Пока он говорил, князь Василий Васильевич уже закурил трубку с длинным чубуком, и ароматный дым стал расстилаться по небольшому покойчику.

— Поглядели бы, княже ласковый, — весело засмеялся Шакловитый, — те, кто на Москве в старой вере остался…

— Что бы тогда было? — остановился против него Голицын.

— Расчихались бы! — совершенно неожиданно докончил подьячий, не желая сказать то, что вертелось у него на языке.

Но Голицын понял, чего не досказывал Шакловитый.

— Вот то-то и есть! — заговорил он, словно обращаясь к самому себе. — Гиль устроить, государство великое потрясти — это не грех, а на такое дело, как куренье, все оглядят и все незамолимым грехом считают.
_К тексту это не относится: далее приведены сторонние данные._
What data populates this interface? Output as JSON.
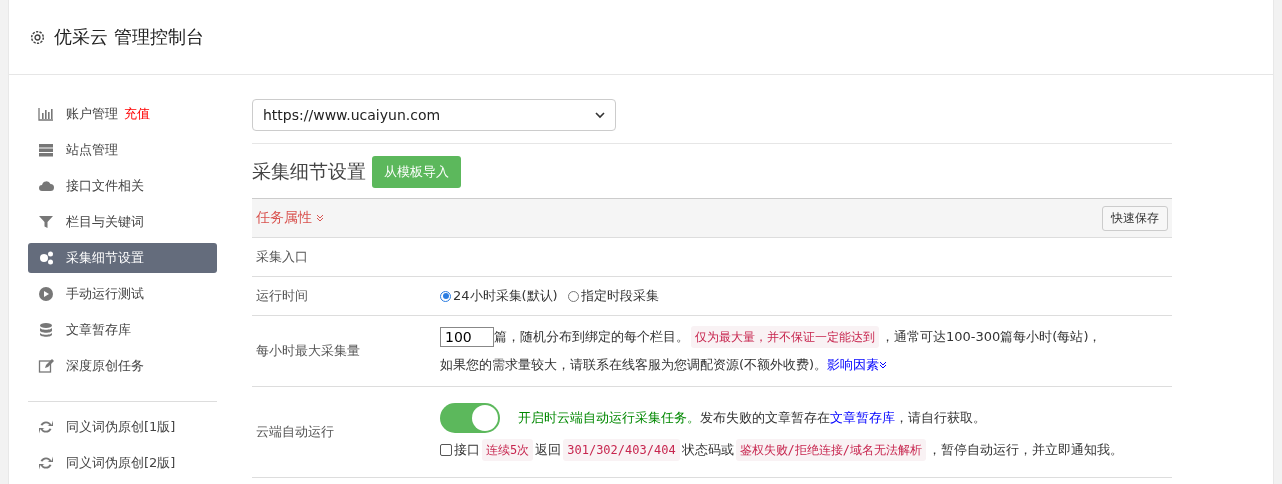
{
  "header": {
    "title": "优采云 管理控制台"
  },
  "sidebar": {
    "groups": [
      {
        "items": [
          {
            "label": "账户管理",
            "badge": "充值",
            "selected": false
          },
          {
            "label": "站点管理",
            "selected": false
          },
          {
            "label": "接口文件相关",
            "selected": false
          },
          {
            "label": "栏目与关键词",
            "selected": false
          },
          {
            "label": "采集细节设置",
            "selected": true
          },
          {
            "label": "手动运行测试",
            "selected": false
          },
          {
            "label": "文章暂存库",
            "selected": false
          },
          {
            "label": "深度原创任务",
            "selected": false
          }
        ]
      },
      {
        "items": [
          {
            "label": "同义词伪原创[1版]",
            "selected": false
          },
          {
            "label": "同义词伪原创[2版]",
            "selected": false
          }
        ]
      }
    ]
  },
  "site_select": {
    "value": "https://www.ucaiyun.com"
  },
  "section": {
    "title": "采集细节设置",
    "import_button": "从模板导入"
  },
  "panel": {
    "heading": "任务属性",
    "save_button": "快速保存",
    "rows": [
      {
        "label": "采集入口",
        "kind": "blank"
      },
      {
        "label": "运行时间",
        "kind": "radios",
        "options": [
          {
            "label": "24小时采集(默认)",
            "selected": true
          },
          {
            "label": "指定时段采集",
            "selected": false
          }
        ]
      },
      {
        "label": "每小时最大采集量",
        "kind": "rich",
        "lines": [
          [
            {
              "kind": "field",
              "text": "100"
            },
            {
              "kind": "text",
              "text": "篇，随机分布到绑定的每个栏目。"
            },
            {
              "kind": "code",
              "text": "仅为最大量，并不保证一定能达到"
            },
            {
              "kind": "text",
              "text": "，通常可达100-300篇每小时(每站)，"
            }
          ],
          [
            {
              "kind": "text",
              "text": "如果您的需求量较大，请联系在线客服为您调配资源(不额外收费)。"
            },
            {
              "kind": "expand_link",
              "text": "影响因素"
            }
          ]
        ]
      },
      {
        "label": "云端自动运行",
        "kind": "rich",
        "lines": [
          [
            {
              "kind": "toggle",
              "on": true
            },
            {
              "kind": "green",
              "text": "开启时云端自动运行采集任务。"
            },
            {
              "kind": "text",
              "text": "发布失败的文章暂存在"
            },
            {
              "kind": "link",
              "text": "文章暂存库"
            },
            {
              "kind": "text",
              "text": "，请自行获取。"
            }
          ],
          [
            {
              "kind": "checkbox",
              "checked": false,
              "text": "接口"
            },
            {
              "kind": "code",
              "text": "连续5次"
            },
            {
              "kind": "text",
              "text": "返回"
            },
            {
              "kind": "code",
              "text": "301/302/403/404"
            },
            {
              "kind": "text",
              "text": "状态码或"
            },
            {
              "kind": "code",
              "text": "鉴权失败/拒绝连接/域名无法解析"
            },
            {
              "kind": "text",
              "text": "，暂停自动运行，并立即通知我。"
            }
          ]
        ]
      }
    ]
  }
}
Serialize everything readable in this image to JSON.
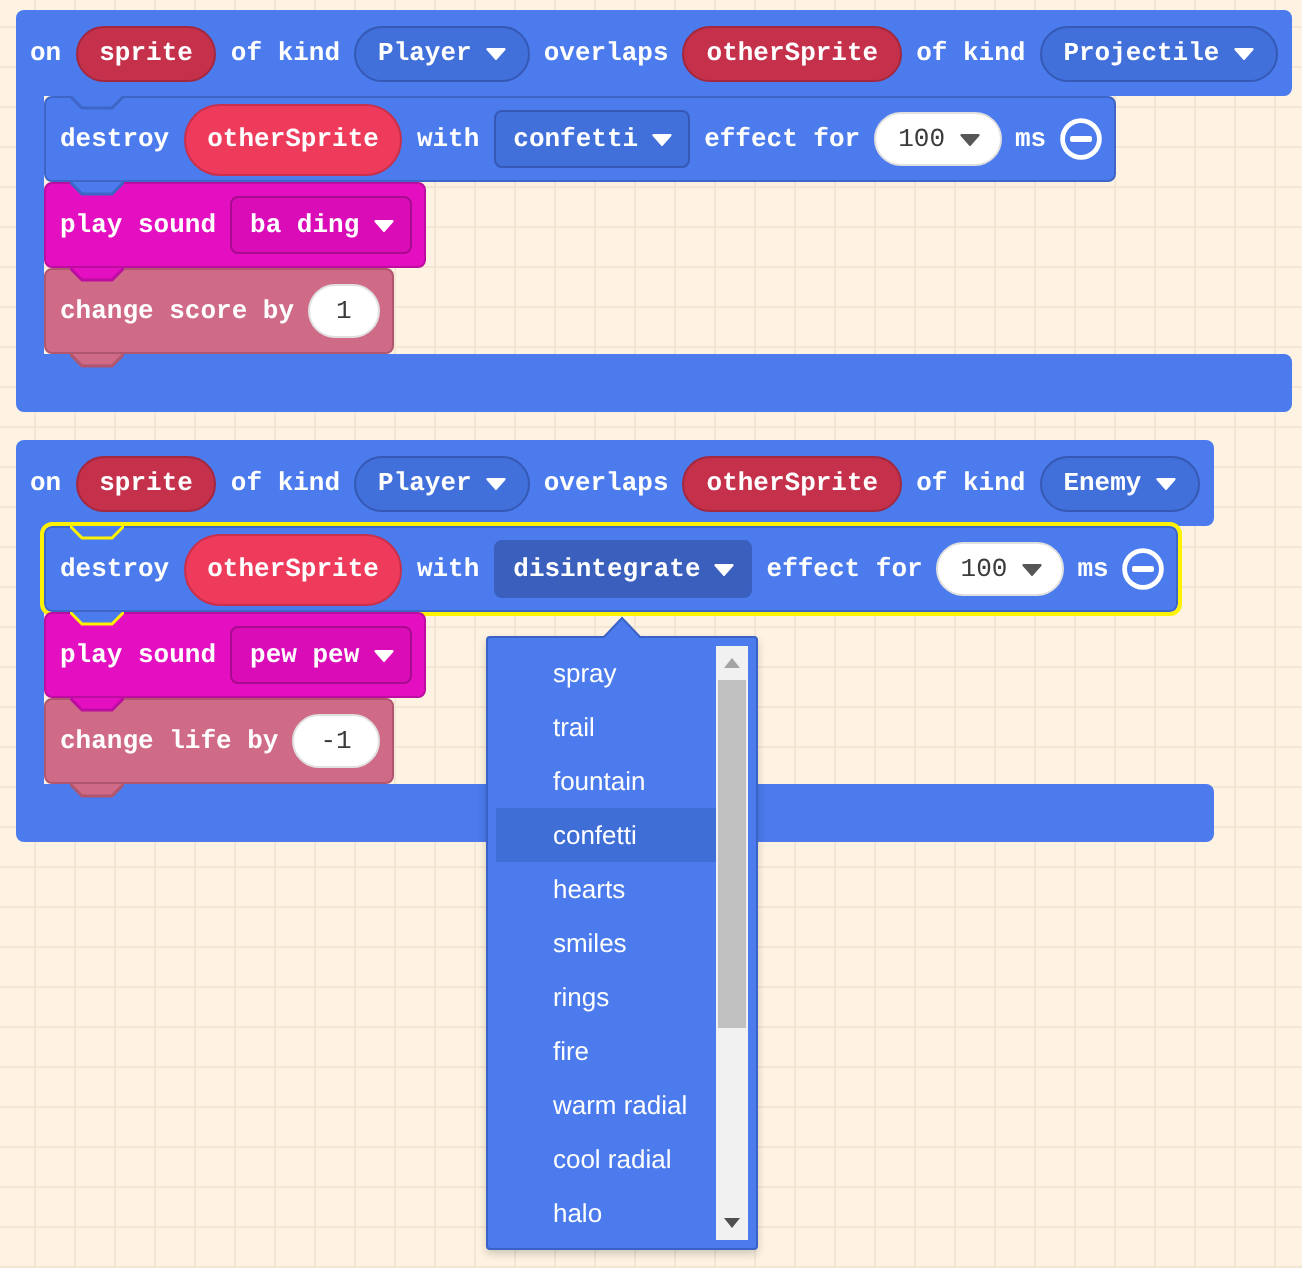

— Не все, княже, — перебил его Шакловитый, — такое теперь пошло, что разве одни младенцы-сосунки табаком не дымят. Из Кукуя табачного зелья, сколько хочешь, добыть можно и добывают…

Голицын рассеянно слушал, что говорит Федор Шакловитый.

— Опять смута, опять никому ненужная борьба, — говорил он, — а тут столько дела, столько великого государева дела! Ведь если бы выполнить его, всем бы, даже смутьянам самим, лучше жилось бы! Нет, не должен я уходить. Я должен порадеть о Руси православной, только для того и дано мне от Господа все. Кому еще радеть кроме меня? Некому! Всякий только о себе думает, а о государстве страдающем и мысли ни у кого нет… Федор!

— Что прикажешь, боярин-князь? — быстро вскочив с табурета, спросил Шакловитый.

Голицын подошел к нему, положил ему на плечо руку и несколько мгновений в упор смотрел ему в глаза. Шакловитый, выдерживая этот упорный взгляд, не потуплял своего взора.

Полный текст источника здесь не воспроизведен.